Abstract

The relationship between multiculturalism and postcolonialism appears to be an uneasy one. Multiculturalism deals with theories of difference but unlike postcolonialism, which is to a great extent perceived to be defined by its specific historic legacies in a retroactive way, multiculturalism deals with the management (often compromised) of contemporary geo-political diversity in former imperial centres and their ex-colonies alike. It is also increasingly a global discourse since it takes into account the flow of migrants, refugees, diasporas, and their relations with nation-states. The reason for continuing to focus on multiculturalism, particularly a critical multiculturalism, is precisely because it is so intimately bound up in many parts of the world with those practices and discourses which manage (often in the sense of police and control) 'diversity'. Within critical theory it has often been an embarrassing term to invoke partly because it is seen as automatically aligned with and hopelessly co-opted by the state in certain kinds of conscious nation-building.

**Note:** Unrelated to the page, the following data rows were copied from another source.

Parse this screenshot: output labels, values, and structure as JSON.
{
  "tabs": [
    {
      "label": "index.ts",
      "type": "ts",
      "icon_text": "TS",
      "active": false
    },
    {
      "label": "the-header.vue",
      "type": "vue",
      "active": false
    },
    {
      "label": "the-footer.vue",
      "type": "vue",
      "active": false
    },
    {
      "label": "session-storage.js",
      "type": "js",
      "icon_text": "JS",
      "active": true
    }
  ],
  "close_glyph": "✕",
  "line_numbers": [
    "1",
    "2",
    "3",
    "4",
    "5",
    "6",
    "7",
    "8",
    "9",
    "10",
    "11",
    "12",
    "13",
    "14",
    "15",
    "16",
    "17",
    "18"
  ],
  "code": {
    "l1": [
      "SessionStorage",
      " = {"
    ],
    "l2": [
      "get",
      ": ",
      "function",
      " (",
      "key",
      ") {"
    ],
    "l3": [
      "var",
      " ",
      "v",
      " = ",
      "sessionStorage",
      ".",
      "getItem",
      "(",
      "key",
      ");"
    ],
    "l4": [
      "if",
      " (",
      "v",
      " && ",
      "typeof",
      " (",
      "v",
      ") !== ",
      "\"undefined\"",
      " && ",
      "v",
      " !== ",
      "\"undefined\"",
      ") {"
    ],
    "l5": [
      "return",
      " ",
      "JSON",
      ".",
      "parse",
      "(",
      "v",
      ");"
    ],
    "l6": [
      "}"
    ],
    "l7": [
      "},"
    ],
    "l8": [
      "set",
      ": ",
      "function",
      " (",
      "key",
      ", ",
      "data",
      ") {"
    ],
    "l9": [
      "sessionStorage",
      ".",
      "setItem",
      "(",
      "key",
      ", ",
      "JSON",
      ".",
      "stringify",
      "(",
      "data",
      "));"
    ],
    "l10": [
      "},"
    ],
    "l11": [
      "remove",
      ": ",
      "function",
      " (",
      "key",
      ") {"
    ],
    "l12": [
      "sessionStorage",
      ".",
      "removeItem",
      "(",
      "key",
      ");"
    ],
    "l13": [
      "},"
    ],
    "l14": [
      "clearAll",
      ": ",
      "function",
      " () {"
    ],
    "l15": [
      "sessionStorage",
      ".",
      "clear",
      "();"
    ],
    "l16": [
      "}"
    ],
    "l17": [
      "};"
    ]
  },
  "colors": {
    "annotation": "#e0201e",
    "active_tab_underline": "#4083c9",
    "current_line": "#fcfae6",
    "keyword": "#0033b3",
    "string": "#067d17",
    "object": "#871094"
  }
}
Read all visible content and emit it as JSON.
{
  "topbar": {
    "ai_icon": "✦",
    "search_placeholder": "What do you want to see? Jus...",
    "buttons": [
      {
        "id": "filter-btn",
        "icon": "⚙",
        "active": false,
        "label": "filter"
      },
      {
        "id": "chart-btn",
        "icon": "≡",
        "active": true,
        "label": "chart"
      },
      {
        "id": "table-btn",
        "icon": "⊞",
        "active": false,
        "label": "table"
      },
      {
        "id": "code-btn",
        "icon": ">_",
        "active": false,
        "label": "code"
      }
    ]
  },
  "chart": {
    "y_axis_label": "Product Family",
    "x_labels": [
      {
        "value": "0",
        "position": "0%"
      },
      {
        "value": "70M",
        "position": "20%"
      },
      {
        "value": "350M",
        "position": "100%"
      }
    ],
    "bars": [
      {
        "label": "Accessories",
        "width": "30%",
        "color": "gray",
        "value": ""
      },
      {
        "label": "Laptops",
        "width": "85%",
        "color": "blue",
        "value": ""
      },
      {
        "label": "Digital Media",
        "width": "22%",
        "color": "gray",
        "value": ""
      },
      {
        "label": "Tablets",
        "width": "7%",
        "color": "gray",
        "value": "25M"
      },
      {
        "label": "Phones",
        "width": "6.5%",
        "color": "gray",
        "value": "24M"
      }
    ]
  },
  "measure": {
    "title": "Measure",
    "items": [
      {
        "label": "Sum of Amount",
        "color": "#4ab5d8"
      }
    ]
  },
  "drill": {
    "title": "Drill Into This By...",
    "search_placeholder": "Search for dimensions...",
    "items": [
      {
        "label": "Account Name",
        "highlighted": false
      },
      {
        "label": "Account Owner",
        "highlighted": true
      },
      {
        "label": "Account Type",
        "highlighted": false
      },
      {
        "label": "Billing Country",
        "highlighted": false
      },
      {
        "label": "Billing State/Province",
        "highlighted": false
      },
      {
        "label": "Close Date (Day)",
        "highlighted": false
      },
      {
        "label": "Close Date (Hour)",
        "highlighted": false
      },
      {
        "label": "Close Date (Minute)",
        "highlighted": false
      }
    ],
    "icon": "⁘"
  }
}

As a result, for example, it is consistently rejected by anti-racist groups in Great Britain.' In the realm of theoretical debate it is often associated with an identity politics based on essentialism and claims for authenticity which automatically reinstate a version of the sovereign subject and a concern with reified notions of origins. Thus it becomes impossible, it seems, to mention multiculturalism and socially progressive critical theory in the same breath. But it is for all those reasons, precisely because it is a contested term, that it is crucial to continue to scrutinize the discourses and practices mobilized in the name of multiculturalism.